MAGMA STATT MODERNER STUDIOKOSMETIK

»Magma Ocean« eröffnet das Album mit einem kurzen vokalen Ausbruch, bevor die Instrumente gemeinsam in einen schweren, stampfenden Rhythmus fallen. Vorax versuchen gar nicht erst, den Hörer durch ein langes Intro auf die bevorstehende Katastrophe vorzubereiten. Der Boden bricht auf, die Gitarren setzen ein und das Schlagzeug beginnt unmittelbar damit, die ersten geologischen Verwerfungen in das Fundament zu schlagen.

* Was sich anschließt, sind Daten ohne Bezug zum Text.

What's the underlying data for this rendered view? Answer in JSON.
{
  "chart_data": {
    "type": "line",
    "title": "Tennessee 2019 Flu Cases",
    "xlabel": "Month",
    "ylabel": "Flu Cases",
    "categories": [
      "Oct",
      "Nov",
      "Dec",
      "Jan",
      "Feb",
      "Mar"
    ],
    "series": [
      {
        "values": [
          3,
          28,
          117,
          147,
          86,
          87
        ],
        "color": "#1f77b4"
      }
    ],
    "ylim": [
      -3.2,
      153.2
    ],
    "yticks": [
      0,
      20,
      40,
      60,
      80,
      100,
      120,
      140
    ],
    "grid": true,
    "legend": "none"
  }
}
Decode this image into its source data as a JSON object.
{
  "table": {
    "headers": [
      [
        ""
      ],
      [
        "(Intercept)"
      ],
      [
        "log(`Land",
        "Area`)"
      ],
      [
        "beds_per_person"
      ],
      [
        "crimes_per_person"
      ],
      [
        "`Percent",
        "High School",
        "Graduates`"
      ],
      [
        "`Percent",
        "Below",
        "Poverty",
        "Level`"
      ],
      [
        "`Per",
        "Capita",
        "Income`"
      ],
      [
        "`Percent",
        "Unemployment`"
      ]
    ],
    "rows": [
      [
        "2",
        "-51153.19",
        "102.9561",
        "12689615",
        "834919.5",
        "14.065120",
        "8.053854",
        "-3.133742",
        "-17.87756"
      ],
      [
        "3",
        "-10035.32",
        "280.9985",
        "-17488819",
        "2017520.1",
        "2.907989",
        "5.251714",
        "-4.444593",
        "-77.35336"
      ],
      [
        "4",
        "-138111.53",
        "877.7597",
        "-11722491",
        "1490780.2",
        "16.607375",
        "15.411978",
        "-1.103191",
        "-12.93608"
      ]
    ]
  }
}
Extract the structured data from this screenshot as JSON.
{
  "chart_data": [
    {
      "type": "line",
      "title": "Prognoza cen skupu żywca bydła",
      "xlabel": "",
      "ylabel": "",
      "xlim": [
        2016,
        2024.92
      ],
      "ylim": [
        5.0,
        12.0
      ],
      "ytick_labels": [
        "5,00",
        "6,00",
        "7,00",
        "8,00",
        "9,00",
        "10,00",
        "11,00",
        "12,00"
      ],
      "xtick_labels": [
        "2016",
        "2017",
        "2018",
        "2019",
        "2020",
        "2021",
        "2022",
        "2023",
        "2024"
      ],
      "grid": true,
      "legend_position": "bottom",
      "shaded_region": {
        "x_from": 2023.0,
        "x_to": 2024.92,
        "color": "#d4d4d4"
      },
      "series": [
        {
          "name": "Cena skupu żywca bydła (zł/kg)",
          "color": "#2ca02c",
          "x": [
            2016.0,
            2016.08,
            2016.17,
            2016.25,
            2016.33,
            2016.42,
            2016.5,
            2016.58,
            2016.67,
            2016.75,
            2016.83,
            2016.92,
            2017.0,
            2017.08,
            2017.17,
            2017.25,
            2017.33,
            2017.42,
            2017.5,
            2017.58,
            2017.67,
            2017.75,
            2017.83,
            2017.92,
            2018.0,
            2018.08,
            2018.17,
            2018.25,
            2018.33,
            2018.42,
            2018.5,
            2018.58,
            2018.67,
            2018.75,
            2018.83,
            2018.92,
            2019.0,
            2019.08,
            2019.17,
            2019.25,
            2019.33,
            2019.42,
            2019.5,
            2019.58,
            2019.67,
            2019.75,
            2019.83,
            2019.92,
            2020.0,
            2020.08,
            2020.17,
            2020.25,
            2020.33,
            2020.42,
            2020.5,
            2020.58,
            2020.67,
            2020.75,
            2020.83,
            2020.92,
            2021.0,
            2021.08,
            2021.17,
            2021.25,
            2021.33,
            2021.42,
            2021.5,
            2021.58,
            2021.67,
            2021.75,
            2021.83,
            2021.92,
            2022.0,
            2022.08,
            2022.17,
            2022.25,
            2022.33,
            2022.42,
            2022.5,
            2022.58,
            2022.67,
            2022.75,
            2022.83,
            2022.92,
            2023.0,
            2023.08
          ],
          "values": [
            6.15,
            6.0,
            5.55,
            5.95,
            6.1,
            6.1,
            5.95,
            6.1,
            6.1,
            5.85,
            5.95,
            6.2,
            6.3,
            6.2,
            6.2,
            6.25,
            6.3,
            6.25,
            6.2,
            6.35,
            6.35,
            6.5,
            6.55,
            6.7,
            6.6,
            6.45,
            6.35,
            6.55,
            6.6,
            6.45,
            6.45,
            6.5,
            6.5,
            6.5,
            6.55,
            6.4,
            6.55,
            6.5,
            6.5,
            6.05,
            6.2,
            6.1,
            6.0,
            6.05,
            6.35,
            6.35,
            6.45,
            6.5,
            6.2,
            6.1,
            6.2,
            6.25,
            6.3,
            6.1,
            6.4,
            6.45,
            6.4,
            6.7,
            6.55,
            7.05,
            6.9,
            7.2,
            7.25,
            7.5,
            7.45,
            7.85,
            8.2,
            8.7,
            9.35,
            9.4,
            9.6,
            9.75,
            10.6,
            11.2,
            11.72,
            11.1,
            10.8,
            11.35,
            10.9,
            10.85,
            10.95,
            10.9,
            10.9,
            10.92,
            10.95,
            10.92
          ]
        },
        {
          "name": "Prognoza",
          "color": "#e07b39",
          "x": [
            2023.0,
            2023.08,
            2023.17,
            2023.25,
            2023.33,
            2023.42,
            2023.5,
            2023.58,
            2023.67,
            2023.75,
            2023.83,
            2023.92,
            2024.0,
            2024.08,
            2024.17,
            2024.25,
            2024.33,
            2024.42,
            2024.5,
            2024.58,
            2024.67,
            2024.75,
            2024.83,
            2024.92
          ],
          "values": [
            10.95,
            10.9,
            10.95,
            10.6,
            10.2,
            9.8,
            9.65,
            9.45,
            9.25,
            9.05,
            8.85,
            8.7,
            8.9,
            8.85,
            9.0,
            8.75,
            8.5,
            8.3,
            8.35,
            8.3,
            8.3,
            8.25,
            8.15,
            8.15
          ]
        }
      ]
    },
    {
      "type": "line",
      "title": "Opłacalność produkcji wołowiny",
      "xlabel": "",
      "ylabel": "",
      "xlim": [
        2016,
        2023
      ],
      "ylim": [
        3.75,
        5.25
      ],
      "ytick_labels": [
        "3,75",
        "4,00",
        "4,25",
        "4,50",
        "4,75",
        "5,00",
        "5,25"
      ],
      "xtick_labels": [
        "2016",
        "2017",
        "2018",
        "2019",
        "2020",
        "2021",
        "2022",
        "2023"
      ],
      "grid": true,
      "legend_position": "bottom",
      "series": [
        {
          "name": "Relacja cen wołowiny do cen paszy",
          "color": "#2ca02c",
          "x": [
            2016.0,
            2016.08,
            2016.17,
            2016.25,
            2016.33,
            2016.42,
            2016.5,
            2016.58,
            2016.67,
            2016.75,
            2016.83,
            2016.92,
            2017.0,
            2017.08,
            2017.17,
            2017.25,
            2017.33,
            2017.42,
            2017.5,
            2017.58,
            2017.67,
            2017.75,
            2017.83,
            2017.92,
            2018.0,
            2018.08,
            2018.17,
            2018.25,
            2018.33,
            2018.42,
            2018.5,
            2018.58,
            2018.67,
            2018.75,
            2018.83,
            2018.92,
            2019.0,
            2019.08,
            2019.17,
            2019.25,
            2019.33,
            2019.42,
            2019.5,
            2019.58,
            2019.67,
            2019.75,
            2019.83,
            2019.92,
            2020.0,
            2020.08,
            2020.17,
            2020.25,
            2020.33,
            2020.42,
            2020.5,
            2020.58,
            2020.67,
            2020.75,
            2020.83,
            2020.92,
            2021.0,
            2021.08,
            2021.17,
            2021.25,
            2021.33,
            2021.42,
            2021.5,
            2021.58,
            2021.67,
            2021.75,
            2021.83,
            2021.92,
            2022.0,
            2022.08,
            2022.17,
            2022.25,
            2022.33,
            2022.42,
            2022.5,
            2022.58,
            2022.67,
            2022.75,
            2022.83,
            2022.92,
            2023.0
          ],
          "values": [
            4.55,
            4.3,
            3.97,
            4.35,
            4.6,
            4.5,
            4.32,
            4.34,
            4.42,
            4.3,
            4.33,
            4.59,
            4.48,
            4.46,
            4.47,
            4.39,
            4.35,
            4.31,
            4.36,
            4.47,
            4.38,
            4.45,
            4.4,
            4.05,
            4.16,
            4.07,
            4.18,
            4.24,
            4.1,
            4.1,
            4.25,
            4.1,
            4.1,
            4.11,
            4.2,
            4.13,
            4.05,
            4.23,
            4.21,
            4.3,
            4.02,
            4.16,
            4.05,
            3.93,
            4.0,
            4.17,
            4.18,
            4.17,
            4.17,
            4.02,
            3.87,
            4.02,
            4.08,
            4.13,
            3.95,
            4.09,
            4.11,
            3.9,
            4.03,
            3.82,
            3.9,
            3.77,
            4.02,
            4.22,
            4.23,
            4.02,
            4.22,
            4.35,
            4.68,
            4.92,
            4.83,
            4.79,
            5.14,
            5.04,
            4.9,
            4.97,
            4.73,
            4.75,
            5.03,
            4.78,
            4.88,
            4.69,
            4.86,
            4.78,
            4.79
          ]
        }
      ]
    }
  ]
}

Simon und Benj arbeiten überwiegend mit breiten, tief gestimmten Riffs, die deutlich vom europäischen Death Metal der späten Achtziger und frühen Neunziger geprägt sind. Statt hektischer Griffbrettübungen stehen Gewicht und Wiederholung im Mittelpunkt. Einzelne Motive werden lange genug gehalten, damit sie ihre volle Wirkung entfalten können, ohne dabei in stumpfe Monotonie zu kippen.

Flavios Schlagzeugspiel verstärkt die archaische Atmosphäre. Die Schläge wirken körperlich und nicht wie exakt platzierte Markierungen aus einem Computerprogramm. Kleine Schwankungen und natürliche Dynamik bleiben hörbar. Gerade dadurch besitzt der Opener eine Lebendigkeit, die vielen technisch perfektionierten Death-Metal-Produktionen fehlt.

Beni setzt darüber einen tiefen, rauen Gesang, der gelegentlich in längere Schreie übergeht. Seine Stimme wird nicht künstlich aufgebläht und auch nicht durch mehrere übereinandergeschichtete Spuren zu einem anonymen Monster umgebaut. Sie besitzt eine erkennbare menschliche Herkunft – und genau das macht sie bedrohlich.

Im letzten Abschnitt darf Simon die geschlossene Rhythmuswand mit einem kurzen Solo aufbrechen. Die Leadgitarre wird nicht zum Mittelpunkt der Komposition, setzt aber einen deutlichen Akzent und beendet den ersten Ausbruch mit kontrollierter Unruhe.

FRESSEN ODER GEFRESSEN WERDEN

»Devouring Raw Flesh« erhöht das Tempo, ohne den schweren Grundcharakter des Albums aufzugeben. Das Riffing wirkt beweglicher, die Übergänge folgen schneller aufeinander und das Schlagzeug treibt stärker nach vorn. Inhaltlich regiert das älteste Gesetz der Natur: Wer nicht selbst zum Jäger wird, endet als Nahrung.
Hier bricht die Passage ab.